Hours after finishing the Smuttynose Rockfest Marathon, a good friend told me in a Facebook message, "It's so amazing that you continue to set new goals."
She's exactly right. After a week and a half of relaxing, catching up on the DVR and yard work, and not doing load after load of laundry, I'm ready to get back at it.
So what is next? In a week and a half I run the Ashland Half Marathon. It's nearby, it's inexpensive and it starts at the original Boston Marathon start (before it moved west a bit to Hopkinton). I wanted to run the inaugural race last year, but it fell one week before my marathon, so I passed. The timing's better this year, and I managed to recruit a couple friends to boot.
Beyond that, I'm not sure. I like running Turkey Trots, but this year, I'm traveling. (This also rules out participating in the Runner's World Run Streak, though I plan to tackle the Runner's World Pun Streak.) I may tackle a couple wintry 5Ks with some friends or maybe do my first New Year's Day race, if I can find one. I'd love to set an "adult" PR in a 5K -- that is, a post college PR, since a sub-18 minute 5K is just about out of the question -- but I don't think I'm going to set a real goal.
Looking further, I think I found my 10th marathon: Maine Coast, on Mother's Day weekend.
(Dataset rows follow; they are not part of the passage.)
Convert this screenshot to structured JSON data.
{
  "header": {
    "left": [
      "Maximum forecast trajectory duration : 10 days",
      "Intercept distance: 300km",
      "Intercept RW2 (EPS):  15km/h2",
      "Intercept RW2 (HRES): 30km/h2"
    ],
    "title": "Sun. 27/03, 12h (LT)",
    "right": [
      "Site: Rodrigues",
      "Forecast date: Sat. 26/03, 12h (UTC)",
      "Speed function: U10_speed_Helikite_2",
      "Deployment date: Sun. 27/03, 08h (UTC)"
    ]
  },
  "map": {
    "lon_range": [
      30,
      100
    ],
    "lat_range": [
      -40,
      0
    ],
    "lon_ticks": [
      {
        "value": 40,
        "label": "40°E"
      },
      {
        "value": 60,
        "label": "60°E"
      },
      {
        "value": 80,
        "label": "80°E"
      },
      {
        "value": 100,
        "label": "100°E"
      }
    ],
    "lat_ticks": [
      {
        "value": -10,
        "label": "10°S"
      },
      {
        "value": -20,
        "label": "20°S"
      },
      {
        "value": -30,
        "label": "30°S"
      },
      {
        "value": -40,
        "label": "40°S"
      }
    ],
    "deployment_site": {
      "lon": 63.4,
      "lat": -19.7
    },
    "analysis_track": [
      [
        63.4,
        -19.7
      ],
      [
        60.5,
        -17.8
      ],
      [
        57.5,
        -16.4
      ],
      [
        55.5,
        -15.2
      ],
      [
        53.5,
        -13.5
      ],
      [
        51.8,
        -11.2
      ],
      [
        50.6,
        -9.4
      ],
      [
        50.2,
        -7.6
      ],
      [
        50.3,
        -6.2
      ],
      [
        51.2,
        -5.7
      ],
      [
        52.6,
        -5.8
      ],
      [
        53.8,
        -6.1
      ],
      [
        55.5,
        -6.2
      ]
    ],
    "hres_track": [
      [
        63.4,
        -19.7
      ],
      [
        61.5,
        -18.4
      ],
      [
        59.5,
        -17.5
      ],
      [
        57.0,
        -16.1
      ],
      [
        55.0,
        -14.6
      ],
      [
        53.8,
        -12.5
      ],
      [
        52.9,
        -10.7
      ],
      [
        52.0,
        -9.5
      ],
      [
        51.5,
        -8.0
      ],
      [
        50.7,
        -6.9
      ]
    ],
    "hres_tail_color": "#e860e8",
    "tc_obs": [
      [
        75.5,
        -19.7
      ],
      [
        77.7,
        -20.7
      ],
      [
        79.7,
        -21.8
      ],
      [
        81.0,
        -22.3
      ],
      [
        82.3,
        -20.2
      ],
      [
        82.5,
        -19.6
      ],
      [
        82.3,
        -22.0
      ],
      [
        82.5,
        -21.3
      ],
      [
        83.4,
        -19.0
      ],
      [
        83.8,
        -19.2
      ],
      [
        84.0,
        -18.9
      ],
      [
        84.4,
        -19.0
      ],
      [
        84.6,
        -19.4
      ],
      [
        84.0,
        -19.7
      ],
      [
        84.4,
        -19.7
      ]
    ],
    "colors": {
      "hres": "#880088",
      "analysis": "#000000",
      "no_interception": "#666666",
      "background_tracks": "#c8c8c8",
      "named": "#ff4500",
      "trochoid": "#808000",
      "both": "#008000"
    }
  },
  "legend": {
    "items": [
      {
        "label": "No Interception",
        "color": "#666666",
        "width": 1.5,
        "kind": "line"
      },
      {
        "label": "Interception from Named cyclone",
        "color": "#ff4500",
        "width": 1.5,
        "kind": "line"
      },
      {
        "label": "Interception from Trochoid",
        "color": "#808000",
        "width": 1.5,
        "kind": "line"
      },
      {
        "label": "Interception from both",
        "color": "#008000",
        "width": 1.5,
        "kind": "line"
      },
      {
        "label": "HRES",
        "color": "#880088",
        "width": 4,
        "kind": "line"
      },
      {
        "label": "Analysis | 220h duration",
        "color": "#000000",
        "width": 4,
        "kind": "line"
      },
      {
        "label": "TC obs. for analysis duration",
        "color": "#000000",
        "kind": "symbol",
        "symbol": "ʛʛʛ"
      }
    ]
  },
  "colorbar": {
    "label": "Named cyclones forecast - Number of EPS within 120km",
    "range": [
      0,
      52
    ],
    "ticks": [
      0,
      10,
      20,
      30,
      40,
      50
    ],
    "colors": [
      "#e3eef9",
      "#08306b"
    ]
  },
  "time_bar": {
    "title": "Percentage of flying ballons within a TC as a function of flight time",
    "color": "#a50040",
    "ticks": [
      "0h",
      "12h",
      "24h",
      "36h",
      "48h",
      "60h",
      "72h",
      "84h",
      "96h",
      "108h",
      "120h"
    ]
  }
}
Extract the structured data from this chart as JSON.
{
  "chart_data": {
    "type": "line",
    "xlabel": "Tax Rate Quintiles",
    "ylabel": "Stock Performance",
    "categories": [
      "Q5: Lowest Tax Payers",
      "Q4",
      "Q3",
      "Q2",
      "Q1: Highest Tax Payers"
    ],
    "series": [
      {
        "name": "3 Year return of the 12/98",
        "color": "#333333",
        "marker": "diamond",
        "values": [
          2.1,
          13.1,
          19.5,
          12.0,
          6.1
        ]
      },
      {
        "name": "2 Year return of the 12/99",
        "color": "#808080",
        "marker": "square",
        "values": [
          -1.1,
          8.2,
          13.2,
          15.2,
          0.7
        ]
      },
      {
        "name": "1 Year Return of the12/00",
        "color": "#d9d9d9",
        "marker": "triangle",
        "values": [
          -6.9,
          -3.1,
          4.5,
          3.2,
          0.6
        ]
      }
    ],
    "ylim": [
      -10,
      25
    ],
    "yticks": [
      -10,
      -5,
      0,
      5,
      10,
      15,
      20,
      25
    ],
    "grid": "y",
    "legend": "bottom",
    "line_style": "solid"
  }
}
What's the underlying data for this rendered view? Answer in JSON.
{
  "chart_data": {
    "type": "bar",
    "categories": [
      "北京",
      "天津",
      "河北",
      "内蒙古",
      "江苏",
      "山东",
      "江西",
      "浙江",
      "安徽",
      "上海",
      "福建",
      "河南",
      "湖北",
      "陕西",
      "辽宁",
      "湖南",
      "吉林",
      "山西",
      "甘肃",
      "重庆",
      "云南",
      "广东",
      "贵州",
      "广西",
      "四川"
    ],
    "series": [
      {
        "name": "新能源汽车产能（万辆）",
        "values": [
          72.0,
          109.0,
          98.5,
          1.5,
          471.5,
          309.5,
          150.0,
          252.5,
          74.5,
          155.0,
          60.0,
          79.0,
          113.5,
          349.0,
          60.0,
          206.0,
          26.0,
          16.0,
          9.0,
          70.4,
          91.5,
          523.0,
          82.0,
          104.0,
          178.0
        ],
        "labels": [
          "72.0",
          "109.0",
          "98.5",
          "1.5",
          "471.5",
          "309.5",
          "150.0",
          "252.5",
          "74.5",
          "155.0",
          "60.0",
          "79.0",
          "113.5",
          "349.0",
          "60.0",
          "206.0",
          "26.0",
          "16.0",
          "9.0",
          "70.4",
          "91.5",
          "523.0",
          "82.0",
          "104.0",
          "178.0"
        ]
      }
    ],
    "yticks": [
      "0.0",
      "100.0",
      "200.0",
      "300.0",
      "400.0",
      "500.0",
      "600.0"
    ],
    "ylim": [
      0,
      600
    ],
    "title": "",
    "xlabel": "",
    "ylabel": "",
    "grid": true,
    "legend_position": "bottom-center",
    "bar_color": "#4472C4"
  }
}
I needed something early in the season, since I have at least four weddings this spring, and also one nearby, since I have at least four weddings this spring. I'd love to PR in this marathon -- I came within 18-odd seconds of one at Smuttynose, and I know what I need to do differently -- and that sounds like a pretty good goal to me.
I'm also pumped for the Runner's World Heartbreak Hill Half in June. I've trained on Heartbreak Hill many times -- starting with a hill workout as a high school freshman -- and love running in the surrounding area. (Plus, now the Runner's World editors can meet the guy who bugs them on Twitter.) The half is also accompanied by a 5K and 10K. I've never done more than one race in one weekend, so doing three (in this case, the Hat Trick) will be a reward worth the effort. Plus, I like hats.
I've talked about setting running goals before. It's important to have a goal in mind for each run, even if it's simply "Get out the door." Running is awesome, but as its detractors are quick to point out, it's also boring and repetitive. They're not wrong -- and that's why continuing to set goals, especially several months in advance, will keep you running through it all.